Exponential family distributions

One prominent next step is to increase the number of distributions available. In rough order of importance, we are looking at:

  • Probit regression (see issue #159).
  • Negative binomial regression (see issue #163).
  • Other count distributions (e.g. Quasi Poisson, hurdle) (see issue #163).
  • Cox regression

For each distribution, the typical workflow would involve

  • computing the gradients and Hessian and updating the cheatsheet.
  • implementing it by updating _qu(), _logL(), _grad_L2loss(), _gradhess_logloss_1d(), score(), and simulate().
  • adding an example to illustrate the distribution, preferably with real data.

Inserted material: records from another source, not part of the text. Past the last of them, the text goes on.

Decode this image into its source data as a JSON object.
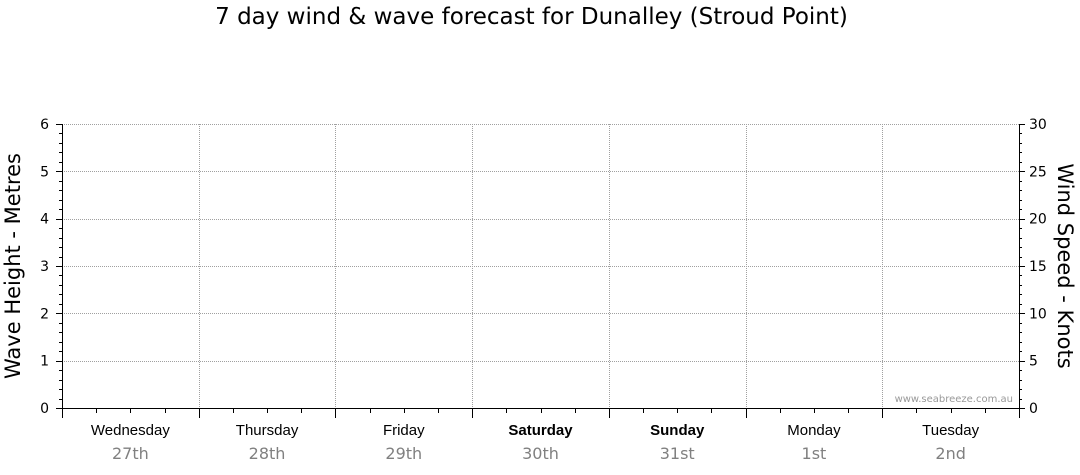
{
  "chart_data": {
    "type": "line",
    "title": "7 day wind & wave forecast for Dunalley (Stroud Point)",
    "left_axis": {
      "label": "Wave Height - Metres",
      "range": [
        0,
        6
      ],
      "ticks": [
        "0",
        "1",
        "2",
        "3",
        "4",
        "5",
        "6"
      ],
      "tick_values": [
        0,
        1,
        2,
        3,
        4,
        5,
        6
      ]
    },
    "right_axis": {
      "label": "Wind Speed - Knots",
      "range": [
        0,
        30
      ],
      "ticks": [
        "0",
        "5",
        "10",
        "15",
        "20",
        "25",
        "30"
      ],
      "tick_values": [
        0,
        5,
        10,
        15,
        20,
        25,
        30
      ]
    },
    "days": [
      {
        "name": "Wednesday",
        "date": "27th",
        "weekend": false
      },
      {
        "name": "Thursday",
        "date": "28th",
        "weekend": false
      },
      {
        "name": "Friday",
        "date": "29th",
        "weekend": false
      },
      {
        "name": "Saturday",
        "date": "30th",
        "weekend": true
      },
      {
        "name": "Sunday",
        "date": "31st",
        "weekend": true
      },
      {
        "name": "Monday",
        "date": "1st",
        "weekend": false
      },
      {
        "name": "Tuesday",
        "date": "2nd",
        "weekend": false
      }
    ],
    "series": [],
    "grid": true,
    "watermark": "www.seabreeze.com.au"
  }
}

Cython implementation of coordinate descent

Coordinate descent requires nested for loops that can be sped up with cython. This would involve translating _gradhess_logloss_1d() and _cdfast() into cython code (see issue #104).

Provide GLMCV class for warm restarts

Currently, the GLM class returns a list of estimators corresponding to each value of \(\lambda\) using a warm restart approach. This not readily compatible with some of scikit-learn‘s cross-validation and grid search features.

This PR would require an overhaul of the existing GLM class in addition to writing a new class (see issue #158).